If nature had not created them and a fiction writer were to invent a fantastical creature along the lines of a peacock the reader would be required to suspend disbelief such is their seemingly implausible design.
Yet the 5ociety managed to catch up with one of these magnificent birds recently in the Royal Botanic Gardens, Kew and captured it displaying.
Is our current perception of the peacock a modern symbol of how we as humans have been intentionally prevented from knowing our true nature and should we look again to the proud peacock and learn from it how to display our beauty, integrity and true colours of who we really are?
Other qualities possessed by the peacock include vision, guidance, holiness, protection, refinement, incorruptability, and watchfulness.
Video taken April 2013 by 5ocietyx
Yet the peacocks of Kew are not the only ‘mythical’ birds with a bad rep to grace royal Brentford…
Avia Venefica provides a definitive explanation of the symbolism of the peacock:
In Greco-Roman mythology the Peacock is identified with Hera (Juno) who created the Peacock from Argus whose hundred eyes (seen on the tail feathers of the Peacock) symbolize the vault of heaven and the “eyes” of the stars.
In Hinduism the Peacock is associated with Lakshmi who is a deity representing benevolence, patience, kindness, compassion and good luck.
Similar to Lakshmi, the Peacock is associated with Kwan-yin in Asian spirituality. Kwan-yin (or Quan Yin) is also an emblem of love, compassionate watchfulness, good-will, nurturing, and kind-heartedness.

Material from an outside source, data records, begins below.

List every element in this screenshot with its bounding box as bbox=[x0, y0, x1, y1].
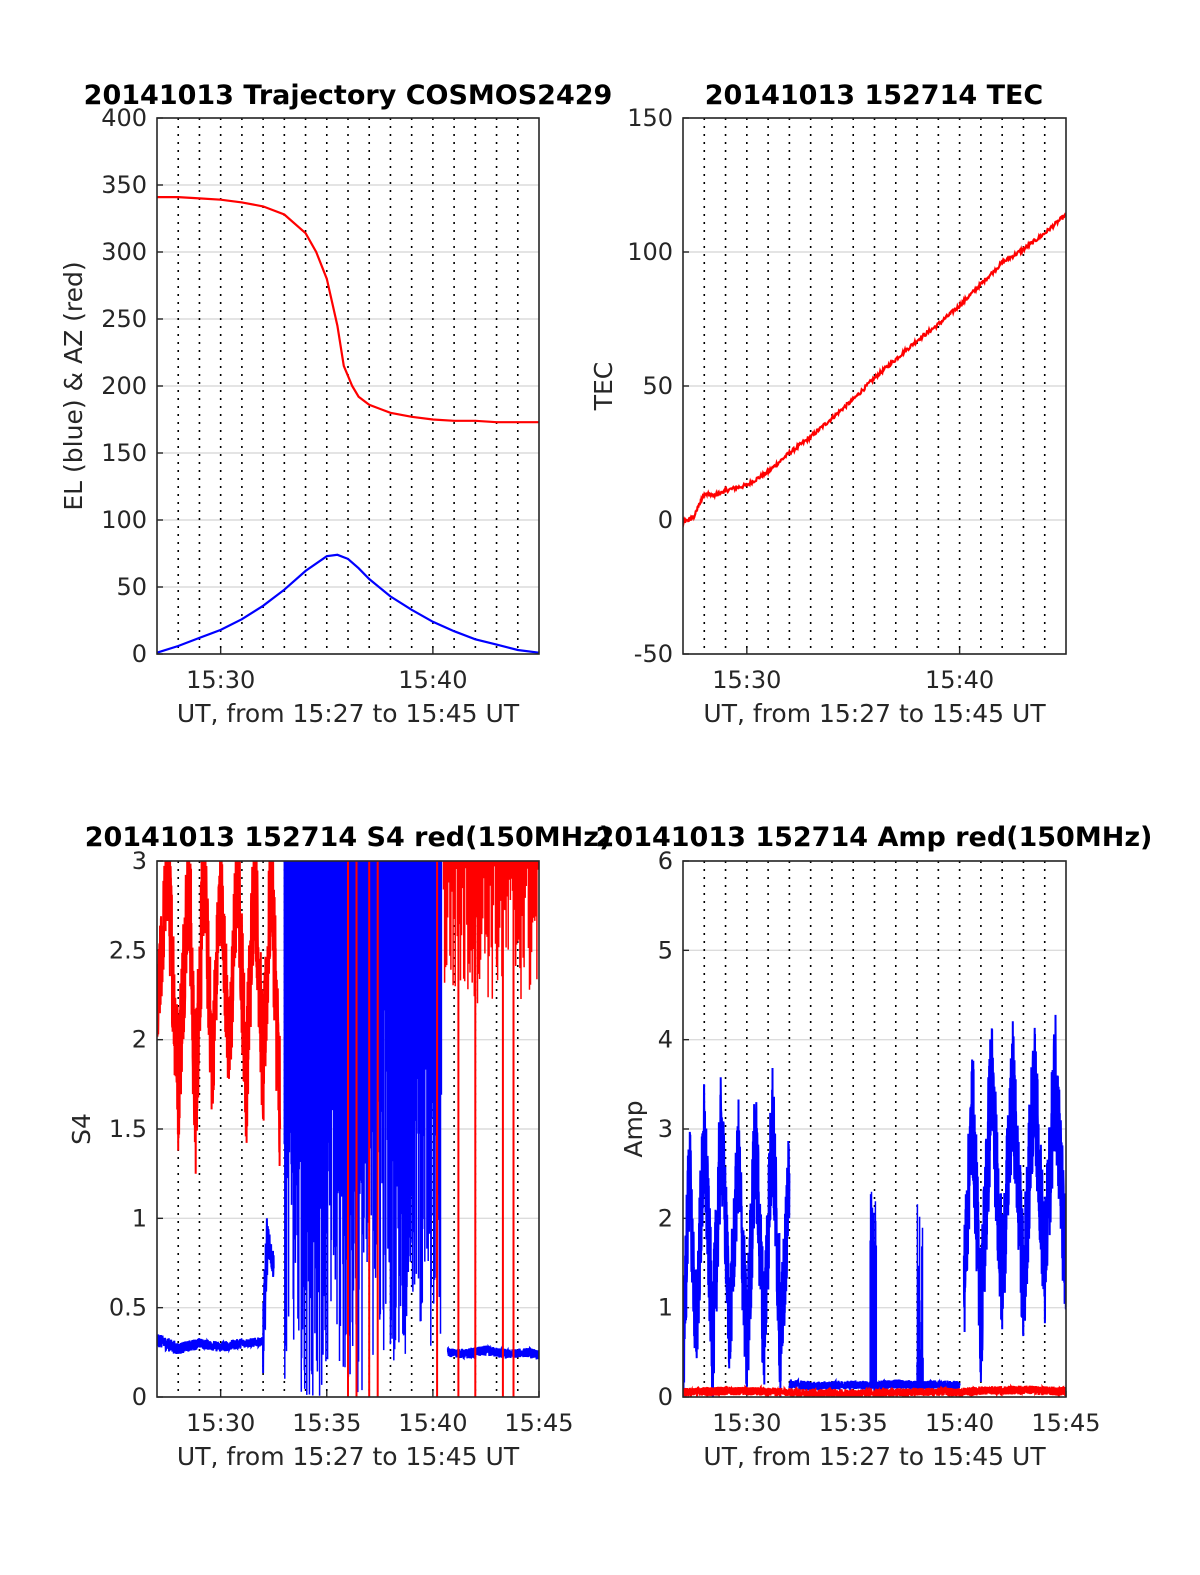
y-tick-label: 1 bbox=[132, 1204, 147, 1232]
y-tick-label: 150 bbox=[101, 439, 147, 467]
series-line bbox=[157, 1218, 275, 1374]
y-tick-label: 100 bbox=[627, 238, 673, 266]
x-tick-label: 15:30 bbox=[186, 666, 255, 694]
series-line bbox=[157, 861, 282, 1174]
chart-panel-4: 0 1 2 3 4 5 6 15:30 15:35 15:40 15:45 20141013 1527… bbox=[596, 822, 1153, 1471]
x-tick-label: 15:40 bbox=[925, 666, 994, 694]
plot-frame bbox=[682, 860, 1067, 1398]
y-tick-label: 100 bbox=[101, 506, 147, 534]
y-tick-label: 1 bbox=[658, 1294, 673, 1322]
plot-frame bbox=[156, 860, 540, 1398]
y-tick-label: 400 bbox=[101, 104, 147, 132]
plot-frame bbox=[156, 117, 540, 655]
series-line bbox=[157, 196, 539, 424]
series-group bbox=[683, 1014, 1066, 1397]
series-burst bbox=[283, 861, 443, 1396]
series-line bbox=[157, 553, 539, 654]
chart-title: 20141013 152714 TEC bbox=[705, 80, 1044, 111]
y-tick-label: 0 bbox=[132, 1383, 147, 1411]
series-line bbox=[683, 212, 1066, 528]
y-tick-label: 5 bbox=[658, 936, 673, 964]
x-axis-label: UT, from 15:27 to 15:45 UT bbox=[703, 1442, 1046, 1471]
x-tick-label: 15:30 bbox=[712, 666, 781, 694]
series-line bbox=[446, 1343, 539, 1361]
series-group bbox=[157, 196, 539, 654]
y-axis-label: S4 bbox=[67, 1113, 96, 1145]
y-tick-label: 0.5 bbox=[109, 1294, 147, 1322]
chart-panel-3: 0 0.5 1 1.5 2 2.5 3 15:30 15:35 15:40 15:45 2014101… bbox=[67, 822, 612, 1471]
y-tick-label: 6 bbox=[658, 847, 673, 875]
y-tick-label: 2 bbox=[132, 1026, 147, 1054]
x-axis-label: UT, from 15:27 to 15:45 UT bbox=[703, 699, 1046, 728]
y-tick-label: 150 bbox=[627, 104, 673, 132]
series-group bbox=[683, 212, 1066, 528]
series-burst bbox=[869, 1191, 924, 1389]
y-tick-label: 0 bbox=[658, 1383, 673, 1411]
x-tick-label: 15:40 bbox=[925, 1409, 994, 1437]
series-group bbox=[157, 861, 539, 1397]
y-axis-label: Amp bbox=[619, 1100, 648, 1157]
y-tick-label: 0 bbox=[658, 506, 673, 534]
y-tick-label: 2.5 bbox=[109, 936, 147, 964]
x-tick-label: 15:30 bbox=[712, 1409, 781, 1437]
y-axis-label: TEC bbox=[589, 362, 618, 412]
x-tick-label: 15:45 bbox=[1031, 1409, 1100, 1437]
chart-title: 20141013 Trajectory COSMOS2429 bbox=[84, 80, 613, 111]
x-tick-label: 15:35 bbox=[819, 1409, 888, 1437]
y-tick-label: 250 bbox=[101, 305, 147, 333]
chart-panel-2: -50 0 50 100 150 15:30 15:40 20141013 152714 TE… bbox=[589, 80, 1067, 728]
y-tick-label: 4 bbox=[658, 1026, 673, 1054]
y-tick-label: 0 bbox=[132, 640, 147, 668]
y-tick-label: 3 bbox=[132, 847, 147, 875]
x-tick-label: 15:40 bbox=[398, 1409, 467, 1437]
y-tick-label: 300 bbox=[101, 238, 147, 266]
chart-panel-1: 0 50 100 150 200 250 300 350 400 15:30 15:40 201410… bbox=[59, 80, 612, 728]
series-burst bbox=[442, 861, 539, 1004]
y-tick-label: 350 bbox=[101, 171, 147, 199]
y-tick-label: 200 bbox=[101, 372, 147, 400]
x-tick-label: 15:35 bbox=[292, 1409, 361, 1437]
chart-title: 20141013 152714 Amp red(150MHz) bbox=[596, 822, 1153, 853]
x-tick-label: 15:30 bbox=[186, 1409, 255, 1437]
series-line bbox=[962, 1014, 1066, 1382]
y-tick-label: -50 bbox=[634, 640, 673, 668]
y-tick-label: 1.5 bbox=[109, 1115, 147, 1143]
plot-frame bbox=[682, 117, 1067, 655]
series-spikes bbox=[347, 861, 515, 1397]
series-line bbox=[683, 1383, 1066, 1397]
x-tick-label: 15:40 bbox=[398, 666, 467, 694]
chart-title: 20141013 152714 S4 red(150MHz) bbox=[85, 822, 612, 853]
x-axis-label: UT, from 15:27 to 15:45 UT bbox=[177, 699, 520, 728]
x-axis-label: UT, from 15:27 to 15:45 UT bbox=[177, 1442, 520, 1471]
y-tick-label: 50 bbox=[642, 372, 673, 400]
y-tick-label: 2 bbox=[658, 1204, 673, 1232]
series-line bbox=[683, 1067, 791, 1397]
x-tick-label: 15:45 bbox=[504, 1409, 573, 1437]
y-axis-label: EL (blue) & AZ (red) bbox=[59, 261, 88, 510]
y-tick-label: 50 bbox=[116, 573, 147, 601]
y-tick-label: 3 bbox=[658, 1115, 673, 1143]
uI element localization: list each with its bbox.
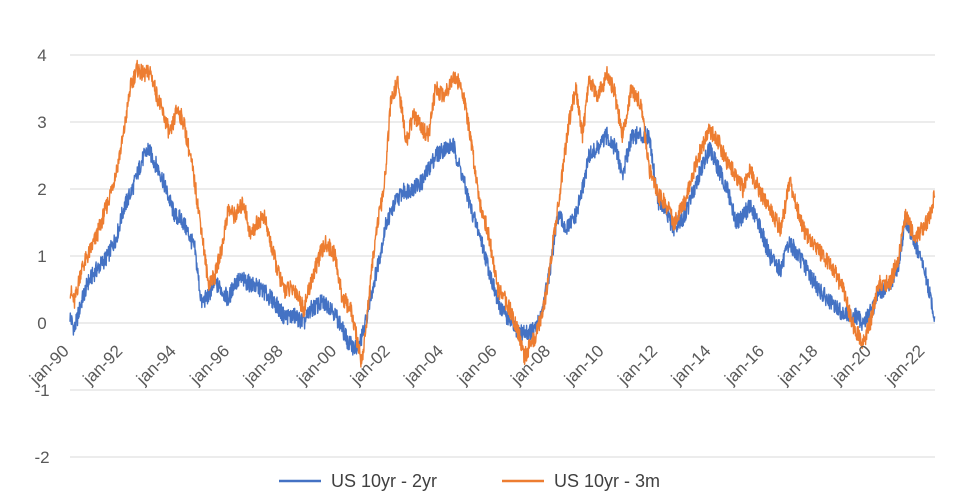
y-tick-label: -2	[34, 448, 49, 467]
series-line-10yr-2yr	[69, 126, 936, 356]
gridlines	[70, 54, 935, 458]
x-tick-label: jan-14	[667, 341, 715, 389]
x-tick-label: jan-98	[239, 341, 287, 389]
x-tick-label: jan-08	[507, 341, 555, 389]
y-tick-label: 0	[37, 314, 46, 333]
x-tick-label: jan-92	[79, 341, 127, 389]
x-tick-label: jan-12	[614, 341, 662, 389]
x-axis-ticks: jan-90 jan-92 jan-94 jan-96 jan-98 jan-00 jan-…	[25, 341, 928, 389]
x-tick-label: jan-16	[720, 341, 768, 389]
x-tick-label: jan-06	[453, 341, 501, 389]
series-line-10yr-3m	[69, 59, 936, 368]
y-axis-ticks: 4 3 2 1 0 -1 -2	[34, 46, 49, 467]
x-tick-label: jan-20	[827, 341, 875, 389]
legend-label-10yr-3m: US 10yr - 3m	[554, 471, 660, 491]
y-tick-label: 2	[37, 180, 46, 199]
legend: US 10yr - 2yr US 10yr - 3m	[279, 471, 660, 491]
y-tick-label: 4	[37, 46, 46, 65]
x-tick-label: jan-18	[774, 341, 822, 389]
x-tick-label: jan-22	[881, 341, 929, 389]
x-tick-label: jan-00	[293, 341, 341, 389]
y-tick-label: 1	[37, 247, 46, 266]
x-tick-label: jan-04	[400, 341, 448, 389]
y-tick-label: -1	[34, 381, 49, 400]
y-tick-label: 3	[37, 113, 46, 132]
x-tick-label: jan-96	[186, 341, 234, 389]
x-tick-label: jan-10	[560, 341, 608, 389]
legend-label-10yr-2yr: US 10yr - 2yr	[331, 471, 437, 491]
x-tick-label: jan-94	[132, 341, 180, 389]
series-lines	[69, 59, 936, 368]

Legend tells us she chose to remain a mortal even though she could be immortal because she wished to stay behind and aid humanity in their spiritual evolution.
In Babylonia and Persia the Peacock is seen as a guardian to royalty, and is often seen in engravings upon the thrones of royalty.
In Christianity the Peacock symbolism represents the “all-seeing” church, along with the holiness and sanctity associated with it. Additionally, the Peacock represents resurrection, renewal and immortality within the spiritual teachings of Christianity.
Pelorus Jack was a Risso’s dolphin who helped guide ships through a perilous stretch of water between the islands of New Zealand. First seen in 1888, and last seen in April 1912, ‘he’ would meet and escort ships through Cook Strait, New Zealand. In 1904 Pelorus Jack was shot at from a ship called The USS Penguin, after which a law was passed protecting Jack from any harm in the future. Interestingly, the experience didnt put him off of his important work, though Jack would never escort The Penguin again, and it was wrecked on the rocks 2 years later.
Pelorus Jack would swim alongside a ship for twenty minutes at a time. If the crew could not see Jack at first, they would often wait for him to appear.